El dato no me pareció menor. Era de conocimiento que aquel famoso homicida sentía especial fascinación por torturar y matar animales, pero que la criatura escogida en aquella ocasión, hubiera sido un gato, fue como un atisbo de luz entre tanta niebla. Sin embargo, estaba lejos de ver el sol en su totalidad.

Nuevos interrogantes surgían junto con el reciente descubrimiento:
¿Sería posible que aquel manuscrito hallado en la botella fuera un crudo presagio de su muerte? ¿Una posible explicación de la causa del fatídico desenlace? ¿O una coincidencia solamente?  

La última pregunta fue descartada cuando interrogué al empleado acerca de la procedencia del felino que había visto en mi recorrido por el penal. Según aquel ese gato no le pertenecía a nadie porque no existía. De hecho, aseguró que en el edificio no había mininos desde hacía varios años, menos uno con tales características. 
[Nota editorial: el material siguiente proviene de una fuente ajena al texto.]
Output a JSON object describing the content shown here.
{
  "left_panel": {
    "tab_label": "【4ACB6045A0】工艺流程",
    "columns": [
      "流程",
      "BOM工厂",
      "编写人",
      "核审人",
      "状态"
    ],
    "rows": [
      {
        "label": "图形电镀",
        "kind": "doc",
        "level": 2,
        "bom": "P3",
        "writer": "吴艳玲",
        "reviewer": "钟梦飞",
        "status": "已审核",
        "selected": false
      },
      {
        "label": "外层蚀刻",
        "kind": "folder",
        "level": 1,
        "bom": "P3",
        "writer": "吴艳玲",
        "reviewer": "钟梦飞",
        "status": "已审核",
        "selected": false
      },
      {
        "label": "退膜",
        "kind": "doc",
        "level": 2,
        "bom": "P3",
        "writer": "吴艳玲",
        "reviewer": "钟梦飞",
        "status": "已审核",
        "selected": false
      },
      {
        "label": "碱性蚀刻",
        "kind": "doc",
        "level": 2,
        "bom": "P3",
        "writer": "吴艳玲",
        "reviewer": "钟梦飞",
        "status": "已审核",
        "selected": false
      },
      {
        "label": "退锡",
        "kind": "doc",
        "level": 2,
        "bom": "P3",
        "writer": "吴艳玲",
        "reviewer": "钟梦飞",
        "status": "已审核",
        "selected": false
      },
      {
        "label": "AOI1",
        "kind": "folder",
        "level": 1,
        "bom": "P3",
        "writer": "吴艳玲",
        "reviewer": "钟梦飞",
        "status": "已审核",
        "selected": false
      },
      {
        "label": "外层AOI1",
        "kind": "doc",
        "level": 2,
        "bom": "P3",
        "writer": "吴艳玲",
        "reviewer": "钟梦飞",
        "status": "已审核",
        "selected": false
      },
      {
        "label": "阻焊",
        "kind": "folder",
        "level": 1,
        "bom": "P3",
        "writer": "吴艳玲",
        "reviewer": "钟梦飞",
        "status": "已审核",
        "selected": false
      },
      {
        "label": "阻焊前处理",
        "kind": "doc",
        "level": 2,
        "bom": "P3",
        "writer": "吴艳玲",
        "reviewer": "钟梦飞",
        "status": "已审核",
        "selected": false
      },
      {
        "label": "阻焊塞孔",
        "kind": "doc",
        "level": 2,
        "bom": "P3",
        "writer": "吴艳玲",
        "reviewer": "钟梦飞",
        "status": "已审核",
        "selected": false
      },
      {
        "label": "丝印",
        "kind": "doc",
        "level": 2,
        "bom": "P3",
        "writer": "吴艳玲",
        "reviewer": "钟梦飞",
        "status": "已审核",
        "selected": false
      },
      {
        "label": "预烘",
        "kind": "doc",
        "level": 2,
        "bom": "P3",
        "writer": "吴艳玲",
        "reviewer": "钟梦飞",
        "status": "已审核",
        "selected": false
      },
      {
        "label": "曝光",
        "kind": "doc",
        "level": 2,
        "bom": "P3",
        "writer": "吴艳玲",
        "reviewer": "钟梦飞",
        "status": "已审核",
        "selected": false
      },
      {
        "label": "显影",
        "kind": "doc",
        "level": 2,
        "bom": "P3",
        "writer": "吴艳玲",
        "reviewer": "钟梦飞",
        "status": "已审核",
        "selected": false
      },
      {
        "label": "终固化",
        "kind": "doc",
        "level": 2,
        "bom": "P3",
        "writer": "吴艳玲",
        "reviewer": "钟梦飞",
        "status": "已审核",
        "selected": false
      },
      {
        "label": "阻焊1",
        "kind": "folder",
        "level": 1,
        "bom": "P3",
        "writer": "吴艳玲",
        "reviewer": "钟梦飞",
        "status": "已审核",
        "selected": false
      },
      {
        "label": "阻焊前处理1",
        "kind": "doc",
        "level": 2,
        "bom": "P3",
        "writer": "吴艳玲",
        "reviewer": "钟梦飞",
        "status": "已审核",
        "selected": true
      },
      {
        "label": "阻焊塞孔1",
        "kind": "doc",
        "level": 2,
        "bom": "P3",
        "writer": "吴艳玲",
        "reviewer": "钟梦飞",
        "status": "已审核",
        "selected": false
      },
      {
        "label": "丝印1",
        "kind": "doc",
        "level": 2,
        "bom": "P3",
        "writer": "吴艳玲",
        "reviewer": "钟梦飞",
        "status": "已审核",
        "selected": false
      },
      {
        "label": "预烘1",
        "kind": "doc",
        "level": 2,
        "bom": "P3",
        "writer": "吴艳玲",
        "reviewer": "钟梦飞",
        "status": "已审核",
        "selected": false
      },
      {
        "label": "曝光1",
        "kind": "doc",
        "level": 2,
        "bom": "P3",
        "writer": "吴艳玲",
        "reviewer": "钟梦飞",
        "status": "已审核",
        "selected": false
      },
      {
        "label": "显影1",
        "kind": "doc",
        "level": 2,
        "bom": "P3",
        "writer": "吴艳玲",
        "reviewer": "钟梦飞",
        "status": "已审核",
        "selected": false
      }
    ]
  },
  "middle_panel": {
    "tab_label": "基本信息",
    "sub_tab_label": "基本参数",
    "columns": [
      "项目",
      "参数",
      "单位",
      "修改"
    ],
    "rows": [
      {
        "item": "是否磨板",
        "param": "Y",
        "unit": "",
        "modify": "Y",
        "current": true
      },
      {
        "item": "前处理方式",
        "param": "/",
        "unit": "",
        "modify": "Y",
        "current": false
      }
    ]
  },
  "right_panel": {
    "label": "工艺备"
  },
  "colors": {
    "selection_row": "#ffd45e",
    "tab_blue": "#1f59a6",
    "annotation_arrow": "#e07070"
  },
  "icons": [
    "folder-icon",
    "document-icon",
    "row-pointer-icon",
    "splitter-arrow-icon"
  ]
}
No obstante, el sobresalto más grande lo recibí cuando estaba a punto de abandonar la siniestra construcción, pues una vez más fui testigo de aquella execrable aparición, aunque no vi al gato directamente, más bien lo oí: un único maullido, una resonante nota que pareció nacer en el corazón mismo del presidio y cobrar vida, vibrando con fuerza entre sus pétreos muros de granito, extendiéndose a través de sus pasillos laberinticos, para acabar muriendo en mis aterrados oídos. 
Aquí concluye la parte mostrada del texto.